FORT RUCKER, Ala. -- The touch of class added by the 98th Army "Sliver Wings" Band to countless ceremonies and events over the past 60 years are a part of the fabric of Fort Rucker, but the times, they are a changing.

The 98th Army Band performed its swan song when it cased its colors and inactivated during a ceremony at the U.S. Army Aviation Museum Sept. 30.

But it isn't the day the music died at Fort Rucker. The music will live on in the form of a 12-person detachment from the Maneuver Center of Excellence Band at Fort Benning, Georgia, that will remain on post, which will include a brass quintet and popular music ensemble, according to CW2 Daniel Parker, 98th Army "Silver Wings" Band commander.

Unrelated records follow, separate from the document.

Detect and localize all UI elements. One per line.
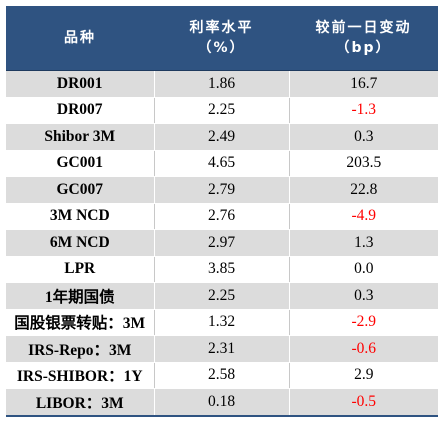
rate-value: 2.25 [154,97,290,124]
instrument-name: GC007 [6,176,155,204]
instrument-name: LIBOR：3M [6,388,155,417]
rate-value: 4.65 [154,150,290,177]
instrument-name: GC001 [6,150,155,177]
rate-value: 3.85 [154,256,290,283]
header-daily-change: 较前一日变动 （bp） [289,6,438,71]
change-value: 0.3 [289,123,438,151]
table-row: Shibor 3M 2.49 0.3 [6,123,438,151]
table-row: 6M NCD 2.97 1.3 [6,229,438,257]
rate-value: 2.31 [154,335,290,363]
table-row: 3M NCD 2.76 -4.9 [6,203,438,230]
table-row: GC001 4.65 203.5 [6,150,438,177]
rate-value: 2.58 [154,362,290,389]
header-instrument: 品种 [6,6,154,71]
table-row: DR001 1.86 16.7 [6,70,438,98]
change-value: 1.3 [289,229,438,257]
instrument-name: IRS-SHIBOR：1Y [6,362,155,389]
table-header: 品种 利率水平 （%） 较前一日变动 （bp） [6,6,438,71]
change-value: -0.5 [289,388,438,417]
rate-value: 2.49 [154,123,290,151]
change-value: -4.9 [289,203,438,230]
instrument-name: 6M NCD [6,229,155,257]
instrument-name: 3M NCD [6,203,155,230]
instrument-name: DR007 [6,97,155,124]
table-body: DR001 1.86 16.7 DR007 2.25 -1.3 Shibor 3… [6,70,438,417]
instrument-name: 国股银票转贴：3M [6,309,155,336]
rate-value: 1.86 [154,70,290,98]
change-value: -1.3 [289,97,438,124]
change-value: 22.8 [289,176,438,204]
instrument-name: LPR [6,256,155,283]
instrument-name: 1年期国债 [6,282,155,310]
change-value: 0.3 [289,282,438,310]
change-value: 2.9 [289,362,438,389]
instrument-name: Shibor 3M [6,123,155,151]
header-daily-change-unit: （bp） [335,40,392,56]
change-value: -0.6 [289,335,438,363]
rate-value: 2.76 [154,203,290,230]
change-value: 16.7 [289,70,438,98]
header-rate-level-unit: （%） [197,40,246,56]
rate-value: 2.25 [154,282,290,310]
rate-value: 0.18 [154,388,290,417]
table-row: 国股银票转贴：3M 1.32 -2.9 [6,309,438,336]
header-rate-level: 利率水平 （%） [154,6,289,71]
table-row: LIBOR：3M 0.18 -0.5 [6,388,438,417]
table-row: DR007 2.25 -1.3 [6,97,438,124]
table-row: IRS-SHIBOR：1Y 2.58 2.9 [6,362,438,389]
table-row: GC007 2.79 22.8 [6,176,438,204]
instrument-name: DR001 [6,70,155,98]
change-value: 203.5 [289,150,438,177]
header-rate-level-label: 利率水平 [189,20,254,36]
change-value: 0.0 [289,256,438,283]
rate-value: 2.79 [154,176,290,204]
rate-value: 2.97 [154,229,290,257]
interest-rate-table: 品种 利率水平 （%） 较前一日变动 （bp） DR001 1.86 16.7 … [6,6,438,417]
table-row: LPR 3.85 0.0 [6,256,438,283]
table-row: 1年期国债 2.25 0.3 [6,282,438,310]
table-row: IRS-Repo：3M 2.31 -0.6 [6,335,438,363]
change-value: -2.9 [289,309,438,336]
header-daily-change-label: 较前一日变动 [315,20,412,36]
instrument-name: IRS-Repo：3M [6,335,155,363]
header-row: 品种 利率水平 （%） 较前一日变动 （bp） [6,6,438,71]
rate-value: 1.32 [154,309,290,336]
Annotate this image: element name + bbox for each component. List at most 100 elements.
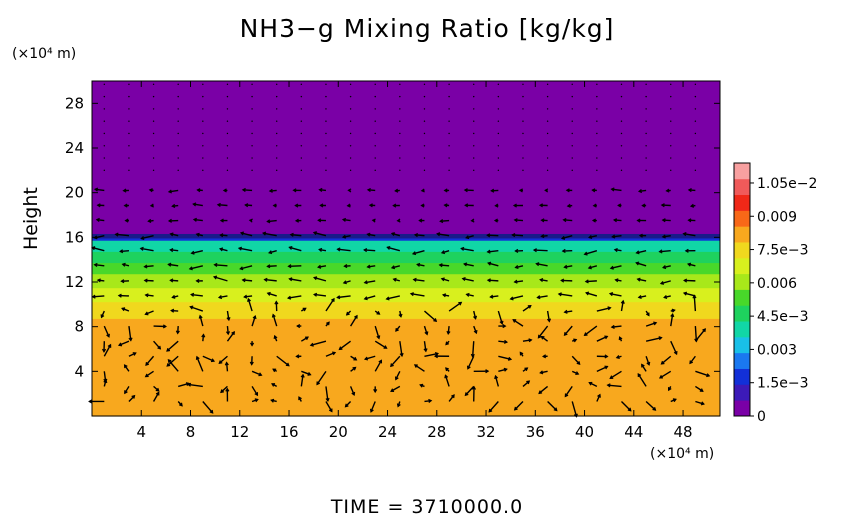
colorbar-segment xyxy=(734,336,750,354)
wind-dot xyxy=(596,132,598,135)
field-band xyxy=(92,201,720,205)
wind-arrow xyxy=(441,277,450,282)
x-tick-label: 40 xyxy=(575,423,594,441)
wind-arrow xyxy=(267,292,277,297)
field-band xyxy=(92,256,720,261)
wind-arrow xyxy=(191,293,203,297)
wind-dot xyxy=(670,108,672,110)
field-band xyxy=(92,326,720,331)
wind-arrow-head xyxy=(451,394,455,399)
wind-arrow-head xyxy=(583,332,588,336)
wind-dot xyxy=(251,132,253,135)
wind-arrow xyxy=(364,280,376,284)
wind-arrow xyxy=(167,359,179,372)
wind-arrow xyxy=(124,386,130,394)
wind-arrow-head xyxy=(124,218,129,223)
wind-arrow xyxy=(251,370,262,376)
wind-arrow xyxy=(596,365,608,372)
wind-dot xyxy=(177,132,179,135)
wind-dot xyxy=(374,95,376,98)
wind-dot xyxy=(374,83,376,86)
wind-arrow xyxy=(412,250,425,255)
field-band xyxy=(92,100,720,104)
wind-arrow-head xyxy=(702,328,706,333)
wind-vectors xyxy=(88,187,711,418)
wind-arrow-head xyxy=(353,356,358,361)
wind-arrow-head xyxy=(489,294,494,299)
wind-arrow xyxy=(313,276,327,282)
wind-dot xyxy=(152,95,155,98)
wind-arrow-head xyxy=(433,318,438,322)
wind-arrow-head xyxy=(493,218,498,223)
wind-dot xyxy=(620,120,623,122)
wind-arrow xyxy=(367,189,376,192)
wind-arrow-head xyxy=(562,217,567,223)
wind-arrow xyxy=(641,364,647,372)
wind-arrow-head xyxy=(395,327,399,332)
field-band xyxy=(92,410,720,414)
field-band xyxy=(92,226,720,230)
wind-arrow xyxy=(310,340,327,347)
wind-arrow-head xyxy=(511,233,516,238)
wind-dot xyxy=(522,157,524,159)
wind-arrow-head xyxy=(93,235,98,240)
field-band xyxy=(92,251,720,255)
wind-arrow-head xyxy=(145,362,150,366)
wind-arrow-head xyxy=(166,347,171,352)
wind-arrow xyxy=(170,233,179,237)
wind-dot xyxy=(497,132,500,135)
wind-arrow xyxy=(349,315,358,327)
wind-arrow-head xyxy=(237,246,243,251)
field-band xyxy=(92,382,720,386)
wind-arrow-head xyxy=(336,247,341,252)
wind-arrow-head xyxy=(195,232,200,237)
wind-dot xyxy=(571,95,573,98)
wind-dot xyxy=(226,145,229,147)
wind-arrow-head xyxy=(409,292,414,297)
wind-arrow-head xyxy=(585,291,590,296)
wind-arrow xyxy=(199,315,204,327)
wind-arrow xyxy=(218,295,228,299)
wind-arrow xyxy=(325,386,329,401)
wind-dot xyxy=(300,83,303,86)
wind-dot xyxy=(399,132,401,135)
wind-arrow-head xyxy=(216,202,221,207)
wind-dot xyxy=(226,120,229,122)
wind-dot xyxy=(128,120,130,122)
wind-dot xyxy=(448,95,450,98)
wind-arrow-head xyxy=(607,306,612,311)
wind-arrow-head xyxy=(149,203,154,208)
wind-arrow xyxy=(217,204,228,207)
colorbar-segment xyxy=(734,273,750,290)
field-band xyxy=(92,161,720,166)
field-band xyxy=(92,407,720,412)
wind-dot xyxy=(473,157,475,159)
wind-arrow xyxy=(140,247,154,252)
wind-arrow-head xyxy=(513,279,518,284)
wind-arrow xyxy=(188,383,203,388)
wind-arrow-head xyxy=(341,234,347,239)
wind-arrow xyxy=(342,218,351,222)
field-band xyxy=(92,209,720,213)
wind-dot xyxy=(399,83,401,86)
wind-arrow xyxy=(464,385,475,396)
wind-arrow-head xyxy=(665,188,670,193)
wind-dot xyxy=(596,83,598,86)
wind-arrow-head xyxy=(641,363,645,368)
field-band xyxy=(92,97,720,102)
field-band xyxy=(92,346,720,350)
wind-arrow xyxy=(584,250,598,255)
wind-arrow-head xyxy=(167,218,172,223)
field-band xyxy=(92,376,720,381)
wind-arrow-head xyxy=(667,387,672,392)
wind-arrow xyxy=(196,356,204,372)
wind-arrow xyxy=(103,344,112,357)
field-band xyxy=(92,198,720,202)
wind-dot xyxy=(128,108,130,110)
wind-dot xyxy=(177,83,179,86)
wind-arrow-head xyxy=(241,187,246,193)
wind-dot xyxy=(694,132,697,135)
wind-arrow xyxy=(689,355,696,364)
wind-arrow-head xyxy=(540,234,545,239)
wind-arrow xyxy=(662,219,671,222)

After the colors were posted, and a video on the history and impact of the band was played for the hundreds in attendance, Col. Shannon T. Miller, Fort Rucker garrison commander, spoke about the significance of the ceremony.

"Today is filled with a lot of heartfelt emotion, as we have to bid farewell to a unit that has touched so many lives and has been a part of Fort Rucker and the Wiregrass community for over 60 years," Miller said. "Our band has been the beacon of light on Fort Rucker, and their presence is felt at countless events each and every year. These Soldiers, both past and present, have served faithfully, representing Army Aviation, representing Fort Rucker and representing the Army with their honor and distinction."

Throughout the years, the band has sent troops to war, welcomed them home, marched with troops during changes of command, entertained Soldiers and family members during countless events, graduated thousands of Army Aviators and paid tribute to heroes who have died in service to the nation, she added.

"They are the sounds of Fort Rucker. They embody the great determination of our Soldiers. They embody the devotion of our civilians, and the memories of all those who have lived, served and died here in this great community for the past six decades," said the garrison commander. "Today, we give our most sincere gratitude to a unit that has positively impacted the men and women of Fort Rucker. Today, we celebrate their place in the legacy of Fort Rucker and Army Aviation."

Parker said that although the casing of the colors for the band is a bittersweet moment, he's happy with the history and legacy that the band leaves behind.

"It's an honor to be the last commander, but I know that it's not about the work that I've done or the legacy that I have, but the legacy of the Soldiers who have been serving this organization for decades," he said. "I wanted to become a commander to help facilitate others' talents and skills, so to be able to be a part of that, and to see other people flourish and to see other people serve their communities and their fellow Soldiers through music is where I get the pleasure."

For fellow band member Staff Sgt. Christine Permenter, her time in the band has been not only a learning experience, but a chance for her to grow.

"It's been really amazing," she said. "Being a part of more and more ceremonies, I got to see a lot more and experience a lot more. I just feel like during my time here I was able to grow so much more as a musician and a performer, so it's meant a lot."

Permenter headed the band's rock band and said she will have fond memories of performing at Freedom Fest, where the band had the responsibility of entertaining thousands during one of Fort Rucker's most popular events.

"Freedom Fest is something I'll always remember," she said. "It's a lot of time, a lot of effort, a lot of energy and a lot of work, but it's so worth it and I loved every minute of it."

Miller wrapped up the ceremony by addressing all past and present 98th Army "Silver Wings" Band members.

"Thank you for 62 years of faithful duty -- job well done! The sounds and chords of your service will continue to echo in the halls of Army Aviation for generations to come," she said.